Eligio Manolo Lopez v. the State of Texas
This text of Eligio Manolo Lopez v. the State of Texas (Eligio Manolo Lopez v. the State of Texas) is published on Counsel Stack Legal Research, covering Court of Appeals of Texas primary law. Counsel Stack provides free access to over 12 million legal documents including statutes, case law, regulations, and constitutions.
Opinion
Appeal dismissed and Memorandum Opinion filed May 16, 2024.
In The
Fourteenth Court of Appeals
NO. 14-24-00140-CR
ELIGIO MANOLO LOPEZ, Appellant
V. THE STATE OF TEXAS, Appellee
On Appeal from the 184th District Court Harris County, Texas Trial Court Cause No. 1752311
MEMORANDUM OPINION
Appellant entered a plea of not guilty to the charge of aggravated sexual assault of a child under fourteen years of age. Appellant and the State agreed that appellant’s punishment would not exceed confinement in prison for more than thirty-five years and that the State would dismiss a related criminal proceeding in cause number 1800466. In accordance with the terms of this plea-bargain agreement with the State, the trial court assessed appellant to confinement for twenty years and a $100.00 fine. We dismiss the appeal. The trial court entered a certification of the defendant’s right to appeal in which the court certified that this is a plea-bargain case and the defendant has no right of appeal. See Tex. R. App. P. 25.2(a)(2). An agreement that places a cap on punishment is a plea bargain for purposes of Texas Rule of Appellate Procedure 25.2(a)(2). Shankle v. State, 119 S.W.3d 808, 813 (Tex. Crim. App. 2003); Waters v. State, 124 S.W.3d 825, 826–27 (Tex. App.—Houston [14th Dist.] 2003, pet. ref’d) (holding reviewing court lacked jurisdiction when defendant pleaded guilty with sentencing cap of ten years, even though trial judge mistakenly certified defendant had right of appeal); Threadgill v. State, 120 S.W.3d 871, 872 (Tex. App.—Houston [1st Dist.] 2003, no. pet.) (holding statement in record indicating there was no agreed recommendation did not convert proceeding into open plea when plea was entered pursuant to agreed sentencing cap).
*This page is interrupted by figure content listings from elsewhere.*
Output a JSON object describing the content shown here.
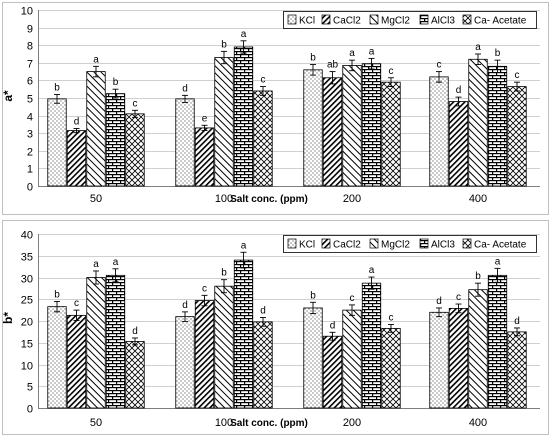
{
  "chart_data": [
    {
      "type": "bar",
      "ylabel": "a*",
      "xlabel": "Salt conc. (ppm)",
      "categories": [
        "50",
        "100",
        "200",
        "400"
      ],
      "ylim": [
        0,
        10
      ],
      "yticks": [
        0,
        1,
        2,
        3,
        4,
        5,
        6,
        7,
        8,
        9,
        10
      ],
      "legend_position": "top-right",
      "series": [
        {
          "name": "KCl",
          "pattern": "dots",
          "values": [
            4.95,
            4.95,
            6.6,
            6.2
          ],
          "errors": [
            0.25,
            0.2,
            0.3,
            0.3
          ],
          "letters": [
            "b",
            "d",
            "b",
            "c"
          ]
        },
        {
          "name": "CaCl2",
          "pattern": "diagonal",
          "values": [
            3.15,
            3.3,
            6.15,
            4.8
          ],
          "errors": [
            0.12,
            0.15,
            0.35,
            0.25
          ],
          "letters": [
            "d",
            "e",
            "ab",
            "d"
          ]
        },
        {
          "name": "MgCl2",
          "pattern": "hatch",
          "values": [
            6.5,
            7.3,
            6.85,
            7.2
          ],
          "errors": [
            0.3,
            0.35,
            0.3,
            0.3
          ],
          "letters": [
            "a",
            "b",
            "a",
            "a"
          ]
        },
        {
          "name": "AlCl3",
          "pattern": "brick",
          "values": [
            5.25,
            7.9,
            6.95,
            6.8
          ],
          "errors": [
            0.25,
            0.35,
            0.3,
            0.35
          ],
          "letters": [
            "b",
            "a",
            "a",
            "b"
          ]
        },
        {
          "name": "Ca- Acetate",
          "pattern": "cross",
          "values": [
            4.1,
            5.4,
            5.9,
            5.65
          ],
          "errors": [
            0.2,
            0.25,
            0.25,
            0.25
          ],
          "letters": [
            "c",
            "c",
            "c",
            "c"
          ]
        }
      ]
    },
    {
      "type": "bar",
      "ylabel": "b*",
      "xlabel": "Salt conc. (ppm)",
      "categories": [
        "50",
        "100",
        "200",
        "400"
      ],
      "ylim": [
        0,
        40
      ],
      "yticks": [
        0,
        5,
        10,
        15,
        20,
        25,
        30,
        35,
        40
      ],
      "legend_position": "top-right",
      "series": [
        {
          "name": "KCl",
          "pattern": "dots",
          "values": [
            23.3,
            21.0,
            23.0,
            22.0
          ],
          "errors": [
            1.2,
            1.1,
            1.3,
            1.0
          ],
          "letters": [
            "b",
            "d",
            "b",
            "d"
          ]
        },
        {
          "name": "CaCl2",
          "pattern": "diagonal",
          "values": [
            21.3,
            24.7,
            16.5,
            22.9
          ],
          "errors": [
            1.2,
            1.2,
            0.9,
            1.0
          ],
          "letters": [
            "c",
            "c",
            "d",
            "c"
          ]
        },
        {
          "name": "MgCl2",
          "pattern": "hatch",
          "values": [
            30.0,
            28.0,
            22.5,
            27.2
          ],
          "errors": [
            1.5,
            1.5,
            1.2,
            1.5
          ],
          "letters": [
            "a",
            "b",
            "c",
            "b"
          ]
        },
        {
          "name": "AlCl3",
          "pattern": "brick",
          "values": [
            30.5,
            34.0,
            28.7,
            30.5
          ],
          "errors": [
            1.5,
            1.8,
            1.4,
            1.6
          ],
          "letters": [
            "a",
            "a",
            "a",
            "a"
          ]
        },
        {
          "name": "Ca- Acetate",
          "pattern": "cross",
          "values": [
            15.3,
            19.8,
            18.3,
            17.5
          ],
          "errors": [
            0.8,
            1.0,
            0.9,
            0.9
          ],
          "letters": [
            "d",
            "d",
            "c",
            "d"
          ]
        }
      ]
    }
  ]
}
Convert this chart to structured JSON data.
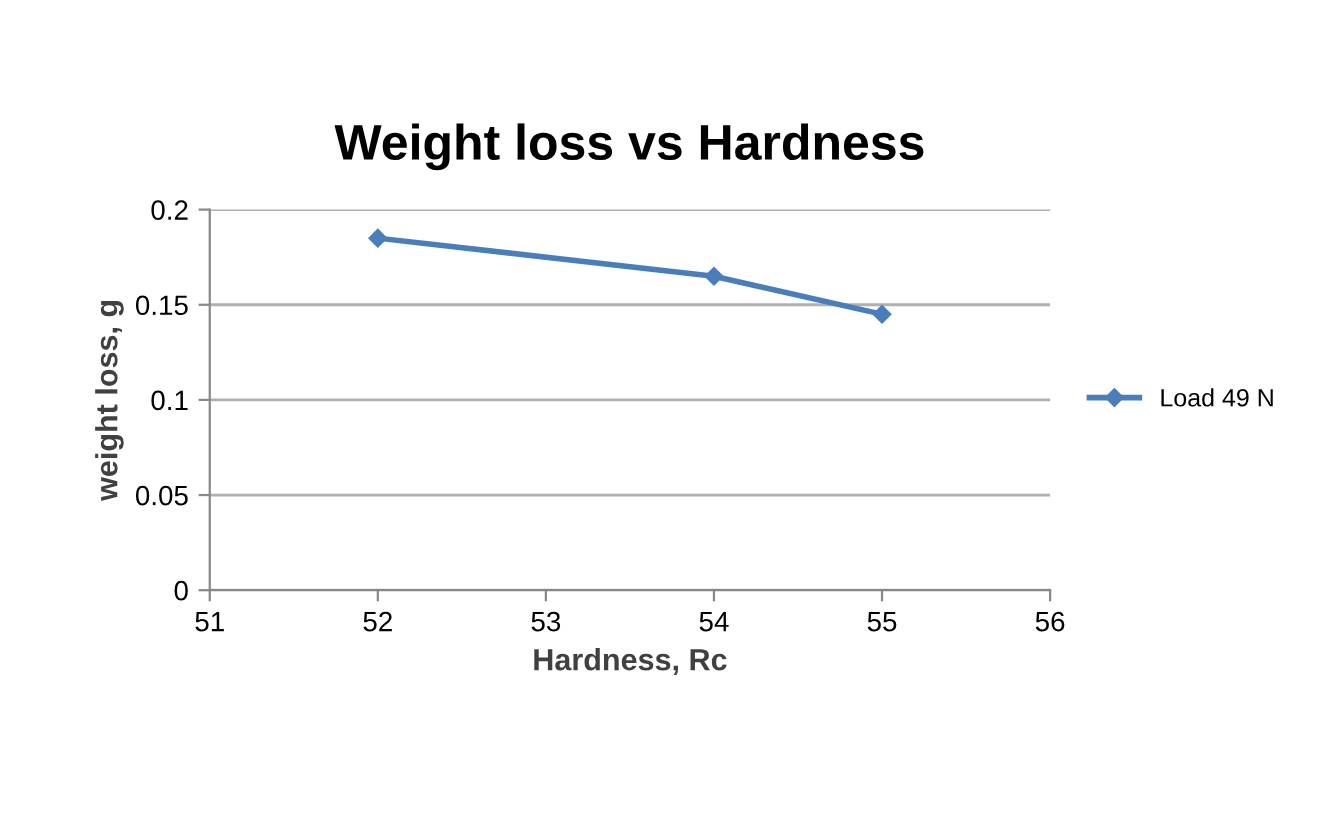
{
  "chart_data": {
    "type": "line",
    "title": "Weight loss vs Hardness",
    "xlabel": "Hardness, Rc",
    "ylabel": "weight loss, g",
    "series": [
      {
        "name": "Load 49 N",
        "color": "#4a7ebb",
        "x": [
          52,
          54,
          55
        ],
        "values": [
          0.185,
          0.165,
          0.145
        ]
      }
    ],
    "xlim": [
      51,
      56
    ],
    "xticks": [
      51,
      52,
      53,
      54,
      55,
      56
    ],
    "ylim": [
      0,
      0.2
    ],
    "yticks": [
      0,
      0.05,
      0.1,
      0.15,
      0.2
    ],
    "grid": "y",
    "legend": "right",
    "marker": "diamond",
    "line_style": "solid"
  }
}
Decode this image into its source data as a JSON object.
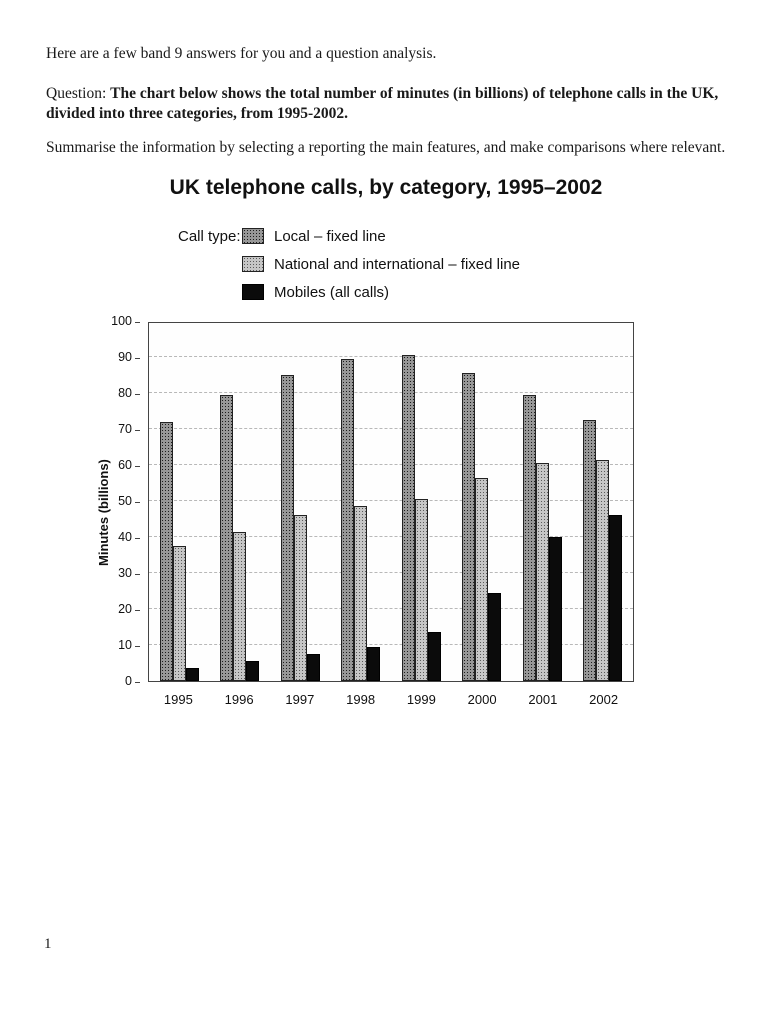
{
  "page": {
    "intro": "Here are a few band 9 answers for you and a question analysis.",
    "question_label": "Question: ",
    "question_bold": "The chart below shows the total number of minutes (in billions) of telephone calls in the UK, divided into three categories, from 1995-2002.",
    "summarise": "Summarise the information by selecting a reporting the main features, and make comparisons where relevant.",
    "page_number": "1"
  },
  "chart_data": {
    "type": "bar",
    "title": "UK telephone calls, by category, 1995–2002",
    "legend_label": "Call type:",
    "categories": [
      "1995",
      "1996",
      "1997",
      "1998",
      "1999",
      "2000",
      "2001",
      "2002"
    ],
    "series": [
      {
        "name": "Local – fixed line",
        "style": "dark-stipple",
        "values": [
          72,
          79.5,
          85,
          89.5,
          90.5,
          85.5,
          79.5,
          72.5
        ]
      },
      {
        "name": "National and international – fixed line",
        "style": "light-stipple",
        "values": [
          37.5,
          41.5,
          46,
          48.5,
          50.5,
          56.5,
          60.5,
          61.5
        ]
      },
      {
        "name": "Mobiles (all calls)",
        "style": "solid-black",
        "values": [
          3.5,
          5.5,
          7.5,
          9.5,
          13.5,
          24.5,
          40,
          46
        ]
      }
    ],
    "xlabel": "",
    "ylabel": "Minutes (billions)",
    "ylim": [
      0,
      100
    ],
    "ytick_step": 10,
    "grid": "horizontal-dashed",
    "legend_position": "top-left-above-plot",
    "colors": {
      "local": "#979797",
      "national": "#c6c6c6",
      "mobiles": "#0b0b0b"
    }
  }
}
Because appellant’s plea was made pursuant to a plea bargain, he may appeal only matters raised by a written pretrial motion or with the trial court’s permission. See Tex. R. App. P. 25.2(a)(2). The record does not contain any pretrial rulings, and the record does not reflect that the trial court has given permission to appeal any matter.
Accordingly, we dismiss the appeal for want of jurisdiction.
PER CURIAM
Panel consists of Chief Justice Christopher and Justices Spain and Poissant.
Do Not Publish — Tex. R. App. P. 47.2(b).